Paducah, KY – When Paducah officials began preparing for the twenty-fifth annual American Quilter's Society Show and Contest, they weren't sure they'd have beds for the over four hundred quilters who'd booked rooms at the Executive Inn. But even with the progress of renovations up in the air, Paducah Visitor's Bureau Director Mary Hammond was sure no one would go without a place to stay. Hammond had confidence in a program that has been finding local lodging for quilters as long as there has been a show in Paducah.
The very first year, I think they were expecting about fifteen-hundred people and ended up with about five thousand here at the quilt show. Well, that would have filled Paducah right there with our hotel inventory at that time.
Some of those people found lodging in local residents' homes through the Bureau's Home B&B program. Hammond says there are always more volunteer homes than quilters to fill them.
It's always been something that was done out of the goodness of your heart to help your community and it was done to raise money for non-profits.
Residents who lodge quilters for a fee are required to donate a portion of the proceeds to the local nonprofit of their choice. Hammond says she's not sure how many homeowners are a part of the program because the number is always fluctuating. Someone may sign up with the Visitor's Bureau and then the next year coordinate on their own with quilters.
Then also it may be that my friends who stay with me say well we've got two more people coming' and I call my next door neighbor and they keep two.
One woman who's more than familiar with the Home B&B process is retired receptionist Carol Donner. Although she's never picked up quilting herself, Donner has been hosting quilters for twenty years and says to her the practice of opening up her home to strangers comes naturally.
Over the years, my husband having been a minister, we've entertained a lot, so we've always kind of opened our house to different visiting groups, visiting choirs, so that wasn't anything unusual for us to do.

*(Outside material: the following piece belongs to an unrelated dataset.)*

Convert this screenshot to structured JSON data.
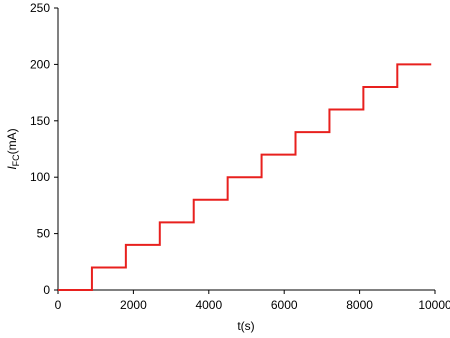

When Donner started putting up quilters, she got women from as far away as California and Germany. She gave them breakfast, provided snacks, and always told them to treat her home like their own. Over the past several years, Donner has had the same two groups stay with her every quilt show.
Each year they say, May we come back?' and we want them to come back because like I say we've just become friends now over the years and they're just delightful people.
She's such a hospitable woman and a wonderful cook.
Sherlie Hobbie is from Palastine, Texas and has been quilting for almost forty years and has been coming to the quilt show for nineteen.
I had never seen quilts. I had been quilting for some time, but I had never seen quilts the way the quilts were here. They were just beyond my imagination.
Over the past four or five years, Hobbie and friends have stayed with Donner. She says being in someone's home is much better than staying in a hotel.
We have space, we have beautiful backyard, we can walk the neighborhood. So we really appreciate that. After you've been coming back for a few years to the same house you just feel like you're coming y'know like this is home, this is comfortable.
This year around 30,000 quilters descended on Paducah for the show, roughly doubling the city's population. Carol Donner thinks Paducah's small size is one of the reason's quilters like to come back every year.
All my quilters over the years have said they love to come to Paducah because they like to be able to get out and go around town and be safe. Now a couple of the shows are in big cities and it's always downtown in an area where they can't really get out and walk around.
Quilters interact with the city and give a big boost to the local economy through shopping and eating out. Paducah officials say the Quilt Show brings in millions in revenue for the area each spring. The Home B&B Program helps keep those quilters close to the events and area attractions, and ensures they have somewhere to lay their heads after those long days of quilt block fervor.